USA – Museum of the Bible Exhibit Tells the Stories of Persecuted Middle East Christians

National Catholic Register | Lauretta Brown | February 11, 2020

The haunting faces of Christian refugees surround desecrated religious books and statuary at the new “Cross in Fire” exhibit at Washington’s Museum of the Bible.

And the churches being destroyed, and the Christians being injured and killed, are not museum pieces dating from hundreds of years ago —  they are images of what Christians face in the Middle East and Sub-Saharan Africa today.

The exhibit, on loan from the Hungarian National Museum, was opened Feb. 5 following remarks from U.S. members of Congress and Hungarian officials about the importance of making the world aware of the persecution Christians are still facing in these regions.

The temporary exhibit, on display at the museum until March 2, documents the destruction of ancient Christian communities by terrorist groups with pieces of this destruction, including a badly damaged tabernacle door from the Armenian town of Kessab, Syria, which was under the control of the Islamist terrorist al-Nusra Front in 2014. A statue fragment of Mary’s veil with cracks and bullet holes from the Chapel of St. Addai in Batnaya, Iraq, sits under glass. The piece was donated by the Chaldean Catholic Church, after the destruction wrought by the Islamic State group (ISIS).

Alongside the badly damaged sacred imagery, the exhibit is lined with striking pictures of Christians trying to rebuild their lives after harrowing escapes. On one side of a panel, Rahila Goldwin, 34, stands scarred but smiling. The other side of the panel tells the story of how Fulani militants attacked her village in Kaduna State, Nigeria, killed her 6-year-old child and husband, brutally raped her, caused her to miscarry, as she was six months pregnant, and cut off her right hand. She now lives in a refugee camp with other victims of the violence.

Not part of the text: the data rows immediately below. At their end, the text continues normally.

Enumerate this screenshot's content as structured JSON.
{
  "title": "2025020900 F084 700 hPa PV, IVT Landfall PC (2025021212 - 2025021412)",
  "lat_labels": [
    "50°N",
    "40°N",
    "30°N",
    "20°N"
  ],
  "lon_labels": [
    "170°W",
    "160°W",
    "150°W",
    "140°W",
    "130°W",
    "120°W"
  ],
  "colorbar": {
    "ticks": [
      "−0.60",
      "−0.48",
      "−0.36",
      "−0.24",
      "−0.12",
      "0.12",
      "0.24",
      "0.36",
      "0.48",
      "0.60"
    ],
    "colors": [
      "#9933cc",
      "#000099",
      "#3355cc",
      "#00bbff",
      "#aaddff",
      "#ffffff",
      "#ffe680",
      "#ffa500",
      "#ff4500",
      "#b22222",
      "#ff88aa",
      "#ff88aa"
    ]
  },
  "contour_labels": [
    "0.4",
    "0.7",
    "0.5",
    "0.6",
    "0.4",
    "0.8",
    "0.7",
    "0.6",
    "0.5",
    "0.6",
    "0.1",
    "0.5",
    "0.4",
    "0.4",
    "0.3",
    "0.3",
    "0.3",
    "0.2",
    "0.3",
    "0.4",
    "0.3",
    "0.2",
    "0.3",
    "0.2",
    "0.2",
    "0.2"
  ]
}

Oumayma Hazem Aziz is featured on another panel with her two sons in a refugee camp in Erbil, Iraq. In 2004, her husband was murdered in front of her and her 2-year-old son by two Islamist gunmen in Mosul, Iraq. Her son Nawwar is still afraid to go out on the street by himself because of the attack. She and her sons lived in Qaraqosh, but had to flee ISIS on foot in 2014.